Would you agree with my intuition that the minimal required sample size that would be calculated by following the steps outlined in the linked BMJ article assuming that the proportional odds model is in fact a dichotomous logistic model of no event vs. any of the ordinal events, would yield a minimum sample size that is equal to or larger than the true minimal required sample size of the proportional odds model? This is assuming that the minimal required sample sizes in steps 1 and 2 do not dominate.

I am still working through your suggestion of popower and trying to understand how to implement your solution.

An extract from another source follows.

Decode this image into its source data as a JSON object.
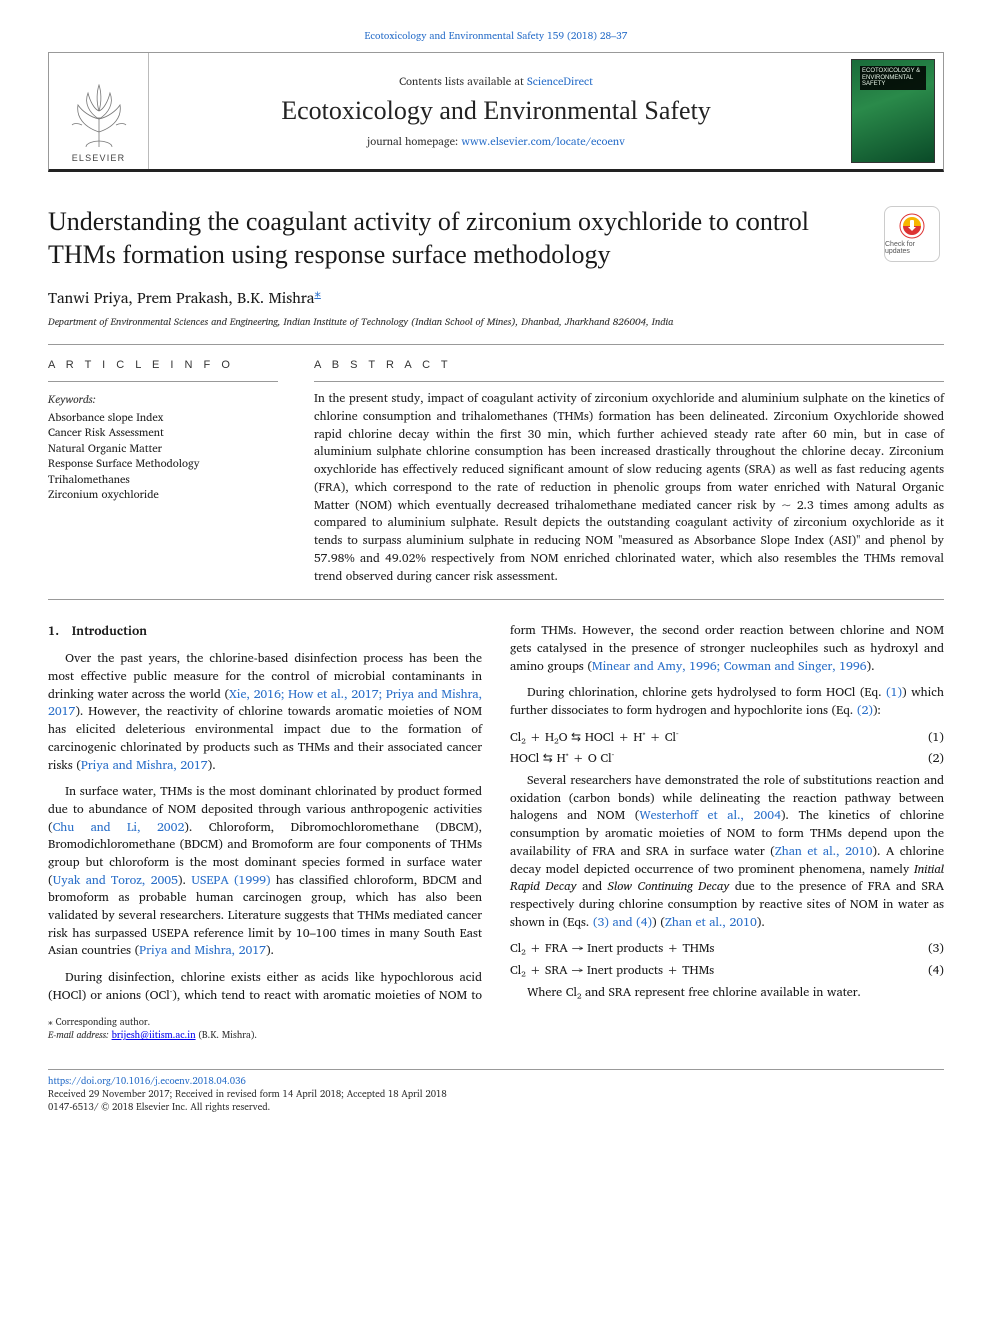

No, translating it to a binary outcome is too conservative. That would only work if the 3rd most frequent category is not frequent and there were not many categories in total.

1 Like

To clarify, when you say that translating to a binary outcome (no event vs any event) is too conservative, do you mean that the resulting minimum required sample size from that calculation would be too small or too large?

1 Like

The minimum sample size would be too large.